The phenomenon has been dubbed “game transfer” and according to a draft of a report set to be published in an upcoming issue of the International Journal of Cyber Behavior, Psychology and Learning, it is characterized as “when video game elements are associated with real life elements, triggering subsequent thoughts, sensations and/or player actions.”

In layman’s terms, it’s when you spend hours playing Metal Gear Solid, then while at the store the next day you view every shelf as a possible place to hide, and every employee as a grunt needing to be held up for dog tags.

According to Mark Griffiths, professor of psychology at Nottingham Trent University, the phenomena is not just common, it’s almost an inherent trait of all gamers. The more involved in the game a player becomes, the more likely they are to experience symptoms.

From interviews with 42 Swedish gamers between the ages of 15 and 21, Griffiths and his colleagues claim that games can cause “intrusive thoughts, sensations, impulses, reflexes, optical illusions, and dissociations.”

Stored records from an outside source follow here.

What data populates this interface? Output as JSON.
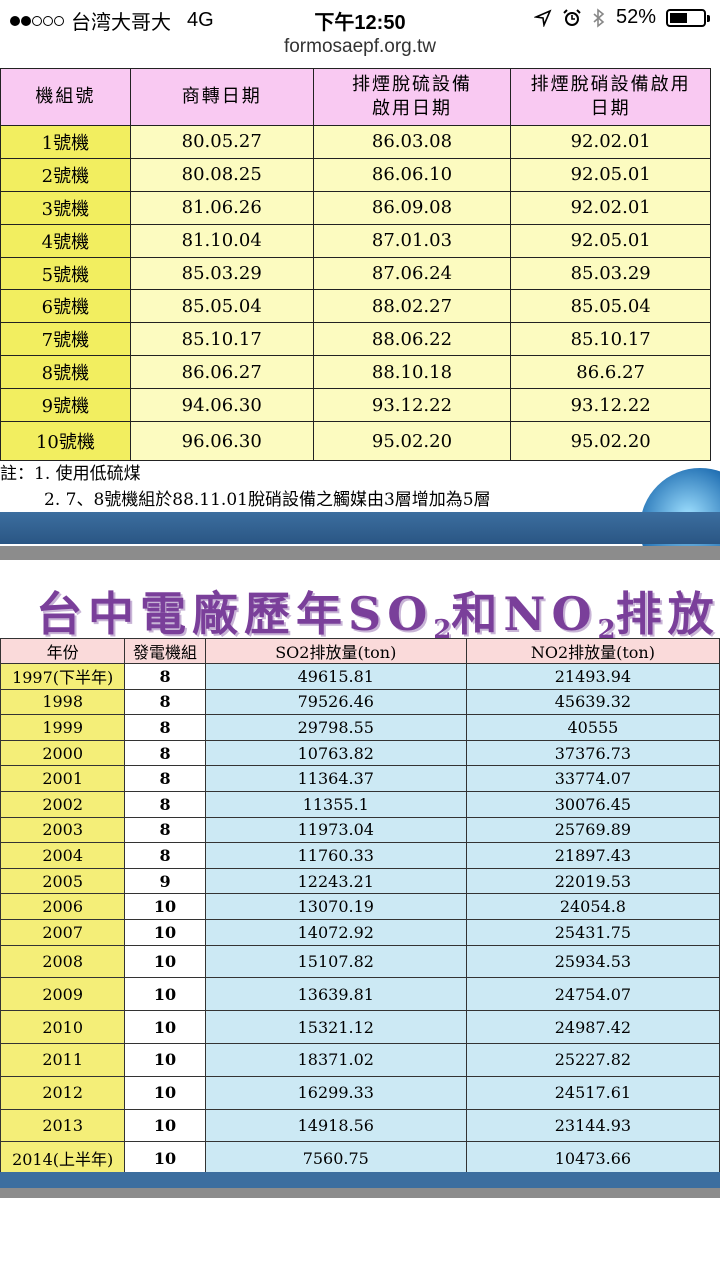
{
  "status_bar": {
    "carrier": "台湾大哥大",
    "network": "4G",
    "time": "下午12:50",
    "battery": "52%",
    "battery_fraction": 0.52,
    "signal_filled": 2,
    "signal_total": 5
  },
  "browser": {
    "url": "formosaepf.org.tw"
  },
  "unit_table": {
    "headers": [
      "機組號",
      "商轉日期",
      "排煙脫硫設備啟用日期",
      "排煙脫硝設備啟用日期"
    ],
    "header_lines": [
      [
        "機組號"
      ],
      [
        "商轉日期"
      ],
      [
        "排煙脫硫設備",
        "啟用日期"
      ],
      [
        "排煙脫硝設備啟用",
        "日期"
      ]
    ],
    "rows": [
      [
        "1號機",
        "80.05.27",
        "86.03.08",
        "92.02.01"
      ],
      [
        "2號機",
        "80.08.25",
        "86.06.10",
        "92.05.01"
      ],
      [
        "3號機",
        "81.06.26",
        "86.09.08",
        "92.02.01"
      ],
      [
        "4號機",
        "81.10.04",
        "87.01.03",
        "92.05.01"
      ],
      [
        "5號機",
        "85.03.29",
        "87.06.24",
        "85.03.29"
      ],
      [
        "6號機",
        "85.05.04",
        "88.02.27",
        "85.05.04"
      ],
      [
        "7號機",
        "85.10.17",
        "88.06.22",
        "85.10.17"
      ],
      [
        "8號機",
        "86.06.27",
        "88.10.18",
        "86.6.27"
      ],
      [
        "9號機",
        "94.06.30",
        "93.12.22",
        "93.12.22"
      ],
      [
        "10號機",
        "96.06.30",
        "95.02.20",
        "95.02.20"
      ]
    ],
    "notes_prefix": "註：",
    "notes": [
      "1. 使用低硫煤",
      "2. 7、8號機組於88.11.01脫硝設備之觸媒由3層增加為5層"
    ]
  },
  "emission_slide": {
    "title_parts": [
      "台中電廠歷年SO",
      "2",
      "和NO",
      "2",
      "排放量"
    ],
    "headers": [
      "年份",
      "發電機組",
      "SO2排放量(ton)",
      "NO2排放量(ton)"
    ],
    "rows": [
      [
        "1997(下半年)",
        "8",
        "49615.81",
        "21493.94"
      ],
      [
        "1998",
        "8",
        "79526.46",
        "45639.32"
      ],
      [
        "1999",
        "8",
        "29798.55",
        "40555"
      ],
      [
        "2000",
        "8",
        "10763.82",
        "37376.73"
      ],
      [
        "2001",
        "8",
        "11364.37",
        "33774.07"
      ],
      [
        "2002",
        "8",
        "11355.1",
        "30076.45"
      ],
      [
        "2003",
        "8",
        "11973.04",
        "25769.89"
      ],
      [
        "2004",
        "8",
        "11760.33",
        "21897.43"
      ],
      [
        "2005",
        "9",
        "12243.21",
        "22019.53"
      ],
      [
        "2006",
        "10",
        "13070.19",
        "24054.8"
      ],
      [
        "2007",
        "10",
        "14072.92",
        "25431.75"
      ],
      [
        "2008",
        "10",
        "15107.82",
        "25934.53"
      ],
      [
        "2009",
        "10",
        "13639.81",
        "24754.07"
      ],
      [
        "2010",
        "10",
        "15321.12",
        "24987.42"
      ],
      [
        "2011",
        "10",
        "18371.02",
        "25227.82"
      ],
      [
        "2012",
        "10",
        "16299.33",
        "24517.61"
      ],
      [
        "2013",
        "10",
        "14918.56",
        "23144.93"
      ],
      [
        "2014(上半年)",
        "10",
        "7560.75",
        "10473.66"
      ]
    ]
  },
  "colors": {
    "header_pink": "#f9c9f2",
    "unit_yellow": "#f2ee60",
    "cell_light_yellow": "#fcfbc0",
    "cell_light_blue": "#cce9f4",
    "title_purple": "#7a3f9a",
    "band_blue": "#3c6e9f"
  },
  "icons": [
    "location-arrow-icon",
    "alarm-clock-icon",
    "bluetooth-icon",
    "battery-icon",
    "globe-logo-icon"
  ]
}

That all-too-clinical description sounds a bit more foreboding than the reality though. For instance, one of the 15-year-old respondents described once seeing health bars above the heads of real people. It’s a bizarre occurence, sure, but Griffiths paper also notes that these momentary bursts of games affecting real world perceptions don’t seem to have any affect on a person’s ability to differentiate between what is real and what is fictional.

It’s a neat phenomenon and clearly illustrates how little science understands about how the mind deals with the blurry lines between fictional constructs and reality, but I’m left wondering what exactly is the end game here. I’m glad we now have a word to describe this whole thing, but this betters us how exactly?

(If the answer is “cure for feline leukemia,” I’m going to feel just terrible.)